Daily childhood tantrums could lead to deeper problems later in life
Occasional fits are nevertheless common among toddlers.
Wed, Aug 29, 2012 at 07:26 AM
It's common for young children to have a temper tantrum from time to time. But a new study finds that daily tantrums are uncommon enough to be a possible sign of worrisome behavior problems.
Based on a survey of nearly 1,500 parents, the study found that 84 percent of preschool kids had thrown a tantrum within the past month, but just 8.6 percent had daily tantrums.
That finding indicates that, even in young children, daily tantrums are not typical and may suggest deeper problems, said study researcher Lauren Wakschlag of the Northwestern University Feinberg School of Medicine.
The finding is part of larger research looking at what exactly distinguishes "normal" tantrums from problematic behaviors that may be early signs of mental health issues.
The researchers asked parents of children ages 3-5 about the frequency and severity of their children's tantrums.
One relatively uncommon behavior was frequently having tantrums out of the blue, as opposed to when the child was frustrated or angry, said Wakschlag, who is vice chair of the department of medical social sciences at her school.

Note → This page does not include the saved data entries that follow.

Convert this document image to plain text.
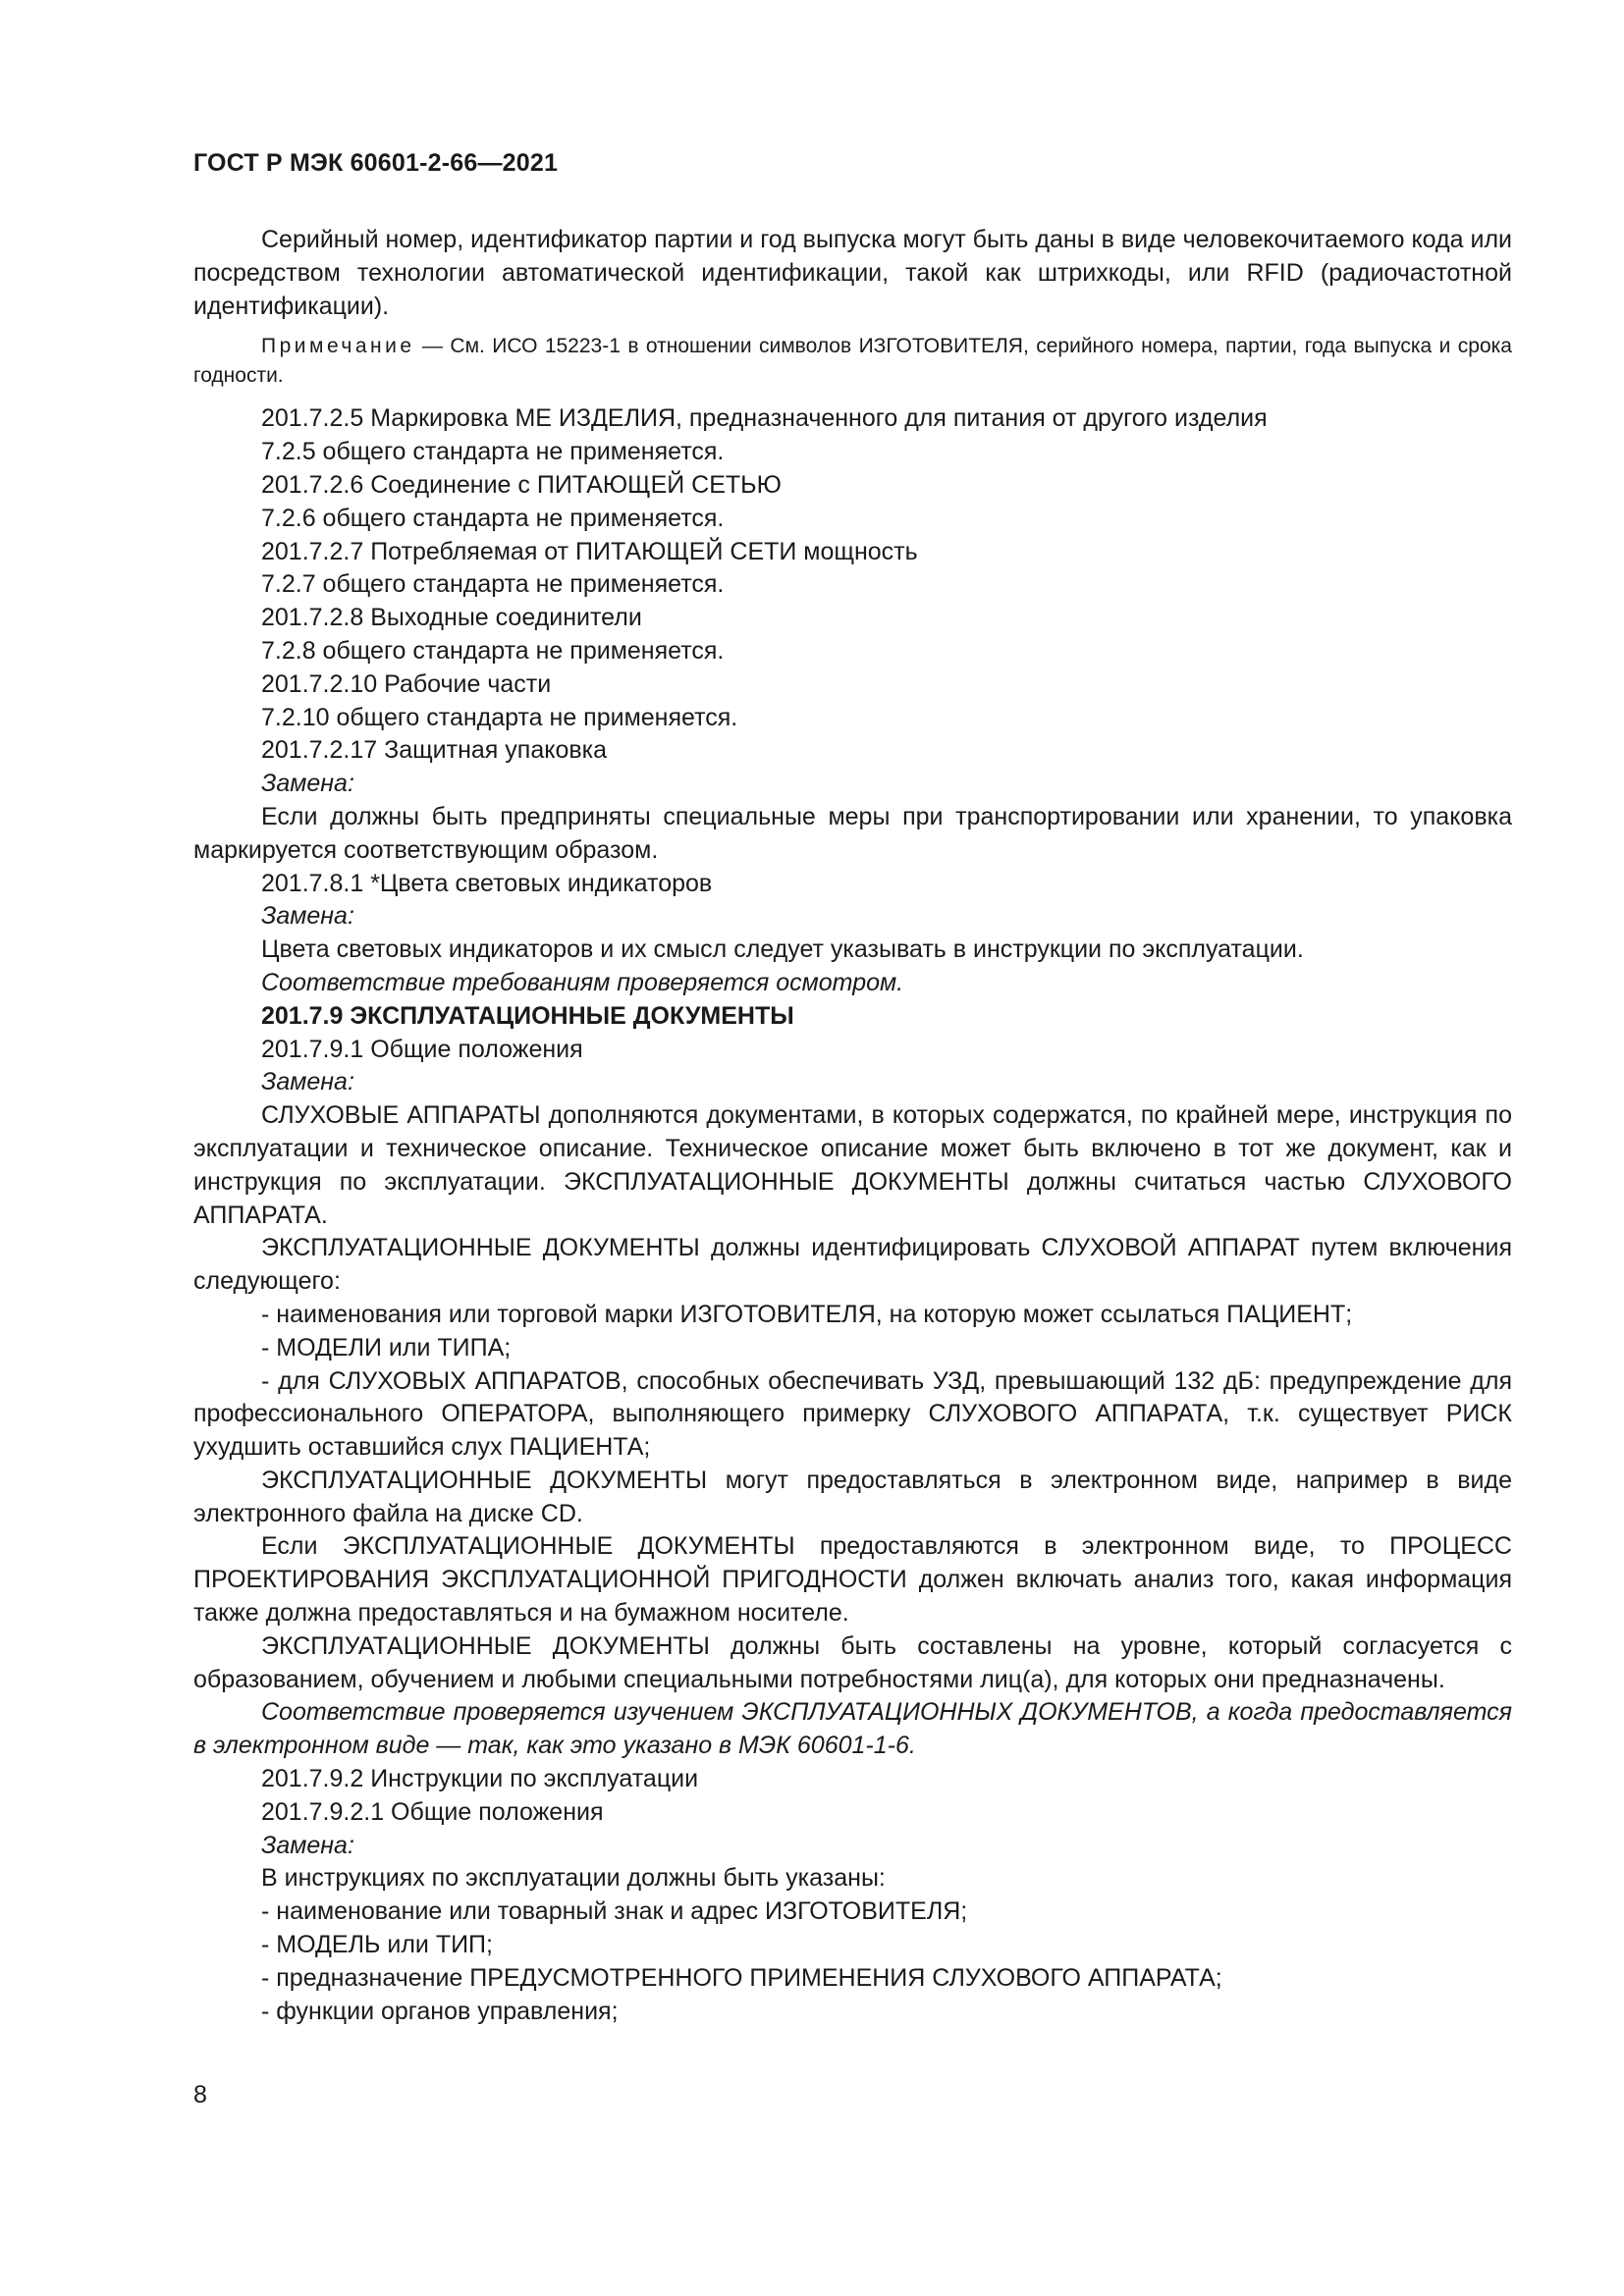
ГОСТ Р МЭК 60601-2-66—2021

Серийный номер, идентификатор партии и год выпуска могут быть даны в виде человекочитаемого кода или посредством технологии автоматической идентификации, такой как штрихкоды, или RFID (радиочастотной идентификации).

Примечание — См. ИСО 15223-1 в отношении символов ИЗГОТОВИТЕЛЯ, серийного номера, партии, года выпуска и срока годности.

201.7.2.5 Маркировка МЕ ИЗДЕЛИЯ, предназначенного для питания от другого изделия

7.2.5 общего стандарта не применяется.

201.7.2.6 Соединение с ПИТАЮЩЕЙ СЕТЬЮ

7.2.6 общего стандарта не применяется.

201.7.2.7 Потребляемая от ПИТАЮЩЕЙ СЕТИ мощность

7.2.7 общего стандарта не применяется.

201.7.2.8 Выходные соединители

7.2.8 общего стандарта не применяется.

201.7.2.10 Рабочие части

7.2.10 общего стандарта не применяется.

201.7.2.17 Защитная упаковка

Замена:

Если должны быть предприняты специальные меры при транспортировании или хранении, то упаковка маркируется соответствующим образом.

201.7.8.1 *Цвета световых индикаторов

Замена:

Цвета световых индикаторов и их смысл следует указывать в инструкции по эксплуатации.

Соответствие требованиям проверяется осмотром.

201.7.9 ЭКСПЛУАТАЦИОННЫЕ ДОКУМЕНТЫ

201.7.9.1 Общие положения

Замена:

СЛУХОВЫЕ АППАРАТЫ дополняются документами, в которых содержатся, по крайней мере, инструкция по эксплуатации и техническое описание. Техническое описание может быть включено в тот же документ, как и инструкция по эксплуатации. ЭКСПЛУАТАЦИОННЫЕ ДОКУМЕНТЫ должны считаться частью СЛУХОВОГО АППАРАТА.

ЭКСПЛУАТАЦИОННЫЕ ДОКУМЕНТЫ должны идентифицировать СЛУХОВОЙ АППАРАТ путем включения следующего:

- наименования или торговой марки ИЗГОТОВИТЕЛЯ, на которую может ссылаться ПАЦИЕНТ;

- МОДЕЛИ или ТИПА;

- для СЛУХОВЫХ АППАРАТОВ, способных обеспечивать УЗД, превышающий 132 дБ: предупреждение для профессионального ОПЕРАТОРА, выполняющего примерку СЛУХОВОГО АППАРАТА, т.к. существует РИСК ухудшить оставшийся слух ПАЦИЕНТА;

ЭКСПЛУАТАЦИОННЫЕ ДОКУМЕНТЫ могут предоставляться в электронном виде, например в виде электронного файла на диске CD.

Если ЭКСПЛУАТАЦИОННЫЕ ДОКУМЕНТЫ предоставляются в электронном виде, то ПРОЦЕСС ПРОЕКТИРОВАНИЯ ЭКСПЛУАТАЦИОННОЙ ПРИГОДНОСТИ должен включать анализ того, какая информация также должна предоставляться и на бумажном носителе.

ЭКСПЛУАТАЦИОННЫЕ ДОКУМЕНТЫ должны быть составлены на уровне, который согласуется с образованием, обучением и любыми специальными потребностями лиц(а), для которых они предназначены.

Соответствие проверяется изучением ЭКСПЛУАТАЦИОННЫХ ДОКУМЕНТОВ, а когда предоставляется в электронном виде — так, как это указано в МЭК 60601-1-6.

201.7.9.2 Инструкции по эксплуатации

201.7.9.2.1 Общие положения

Замена:

В инструкциях по эксплуатации должны быть указаны:

- наименование или товарный знак и адрес ИЗГОТОВИТЕЛЯ;

- МОДЕЛЬ или ТИП;

- предназначение ПРЕДУСМОТРЕННОГО ПРИМЕНЕНИЯ СЛУХОВОГО АППАРАТА;

- функции органов управления;

8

Some 8.3 percent of the kids threw a sudden tantrum at least once a week.
It was also uncommon for children to have tantrums that lasted a long time or were hard for the child to recover from, Wakschlag said. About 14 percent of children had tantrums that lasted longer than five minutes at least once a week.

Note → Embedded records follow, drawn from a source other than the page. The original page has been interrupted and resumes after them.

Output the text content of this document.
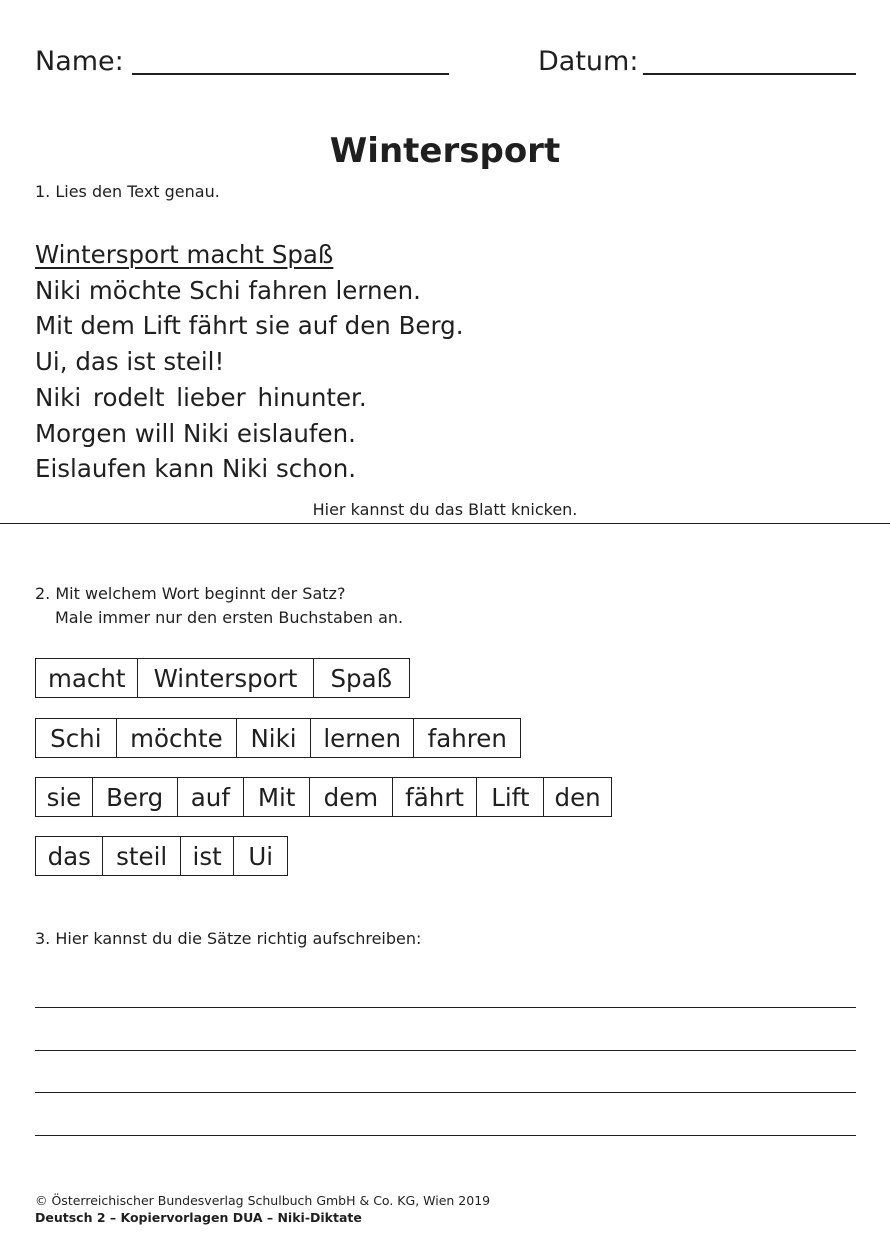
Name:	Datum:
Wintersport
1. Lies den Text genau.
Wintersport macht Spaß
Niki möchte Schi fahren lernen.
Mit dem Lift fährt sie auf den Berg.
Ui, das ist steil!
Niki rodelt lieber hinunter.
Morgen will Niki eislaufen.
Eislaufen kann Niki schon.
Hier kannst du das Blatt knicken.
2. Mit welchem Wort beginnt der Satz?
Male immer nur den ersten Buchstaben an.
macht	Wintersport	Spaß
Schi	möchte	Niki	lernen	fahren
sie	Berg	auf	Mit	dem	fährt	Lift	den
das	steil	ist	Ui
3. Hier kannst du die Sätze richtig aufschreiben:
© Österreichischer Bundesverlag Schulbuch GmbH & Co. KG, Wien 2019
Deutsch 2 – Kopiervorlagen DUA – Niki-Diktate
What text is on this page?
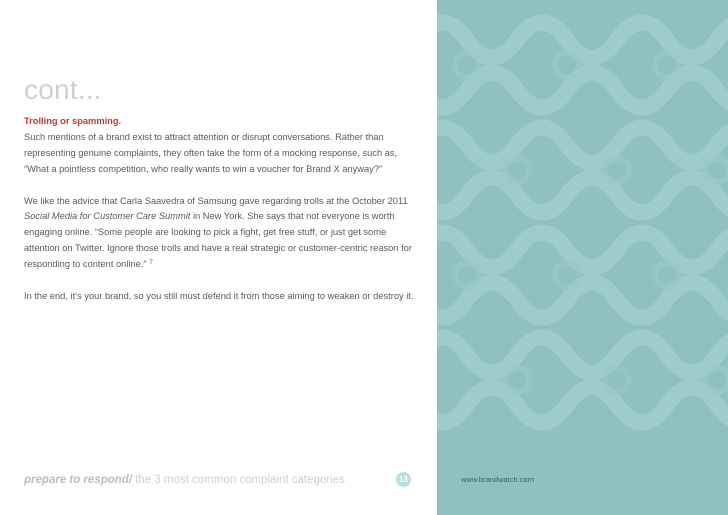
cont...

Trolling or spamming.
Such mentions of a brand exist to attract attention or disrupt conversations. Rather than representing genuine complaints, they often take the form of a mocking response, such as, “What a pointless competition, who really wants to win a voucher for Brand X anyway?”

We like the advice that Carla Saavedra of Samsung gave regarding trolls at the October 2011 Social Media for Customer Care Summit in New York. She says that not everyone is worth engaging online. “Some people are looking to pick a fight, get free stuff, or just get some attention on Twitter. Ignore those trolls and have a real strategic or customer-centric reason for responding to content online.” $^7$

In the end, it’s your brand, so you still must defend it from those aiming to weaken or destroy it.

prepare to respond/ the 3 most common complaint categories	13	www.brandwatch.com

Relatively few children displayed aggression, such as biting or kicking, during a tantrum, and only slightly more common was having a tantrum with an adult who was not their parent, according to the study. Parents reported that 8.2 percent of children had behaved aggressively weekly during a tantrum, and 10 percent threw a tantrum with another adult.

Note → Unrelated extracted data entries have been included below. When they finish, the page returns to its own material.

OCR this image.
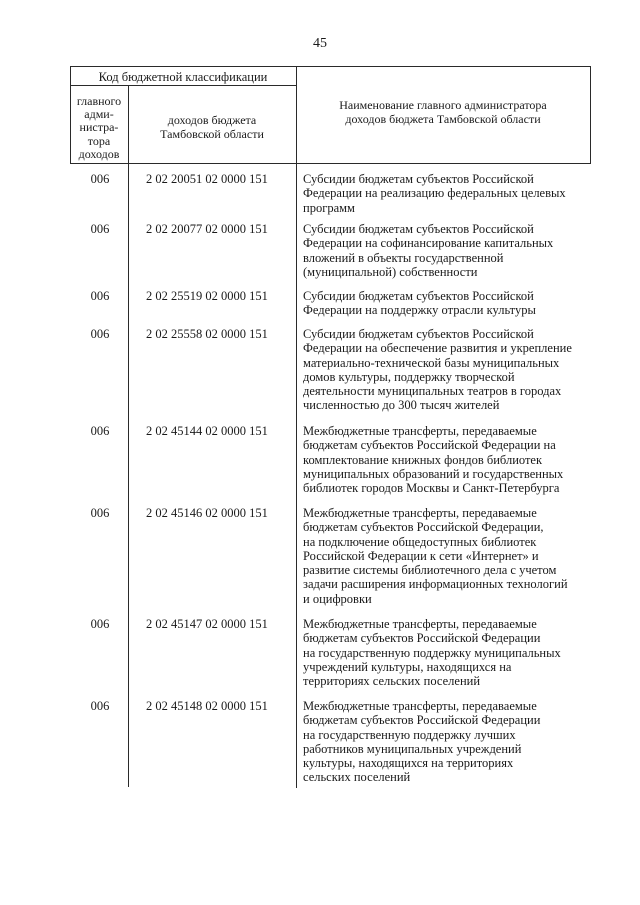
45
Код бюджетной классификации
главного
адми-
нистра-
тора
доходов
доходов бюджета
Тамбовской области
Наименование главного администратора
доходов бюджета Тамбовской области
006	2 02 20051 02 0000 151	Субсидии бюджетам субъектов Российской
Федерации на реализацию федеральных целевых
программ
006	2 02 20077 02 0000 151	Субсидии бюджетам субъектов Российской
Федерации на софинансирование капитальных
вложений в объекты государственной
(муниципальной) собственности
006	2 02 25519 02 0000 151	Субсидии бюджетам субъектов Российской
Федерации на поддержку отрасли культуры
006	2 02 25558 02 0000 151	Субсидии бюджетам субъектов Российской
Федерации на обеспечение развития и укрепление
материально-технической базы муниципальных
домов культуры, поддержку творческой
деятельности муниципальных театров в городах
численностью до 300 тысяч жителей
006	2 02 45144 02 0000 151	Межбюджетные трансферты, передаваемые
бюджетам субъектов Российской Федерации на
комплектование книжных фондов библиотек
муниципальных образований и государственных
библиотек городов Москвы и Санкт-Петербурга
006	2 02 45146 02 0000 151	Межбюджетные трансферты, передаваемые
бюджетам субъектов Российской Федерации,
на подключение общедоступных библиотек
Российской Федерации к сети «Интернет» и
развитие системы библиотечного дела с учетом
задачи расширения информационных технологий
и оцифровки
006	2 02 45147 02 0000 151	Межбюджетные трансферты, передаваемые
бюджетам субъектов Российской Федерации
на государственную поддержку муниципальных
учреждений культуры, находящихся на
территориях сельских поселений
006	2 02 45148 02 0000 151	Межбюджетные трансферты, передаваемые
бюджетам субъектов Российской Федерации
на государственную поддержку лучших
работников муниципальных учреждений
культуры, находящихся на территориях
сельских поселений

The researchers acknowledged that any of these uncommon behaviors may occur from time to time; it is only when they happen regularly that they might raise concern.
While the study identified which tantrum behaviors are atypical among young children, more research is needed to possibly link specific behaviors with mental health and social problems,Wakschlag said. She and colleagues are conducting this stage of the research now.
The researchers hope their research will reduce overtreatment of behavior that is actually typical for children, Wakschlag said.
For instance, in the Diagnostic and Statistical Manual of Mental Disorders — the bible of mental health disorders — a symptom of behavior problems is "often loses temper." With this definition, Wakschlag said, there may be confusion about how often is "often," particularly because the frequency of tantrums varies with the child's age.
“There's been a real danger of preschool children with normal misbehavior being mislabeled and over-treated with medication," Wakschlag said. "This is why it’s so crucial to have tools that precisely identify when worry is warranted in this age group."
The study appears today (Aug. 29) in the Journal of Child Psychology and Psychiatry.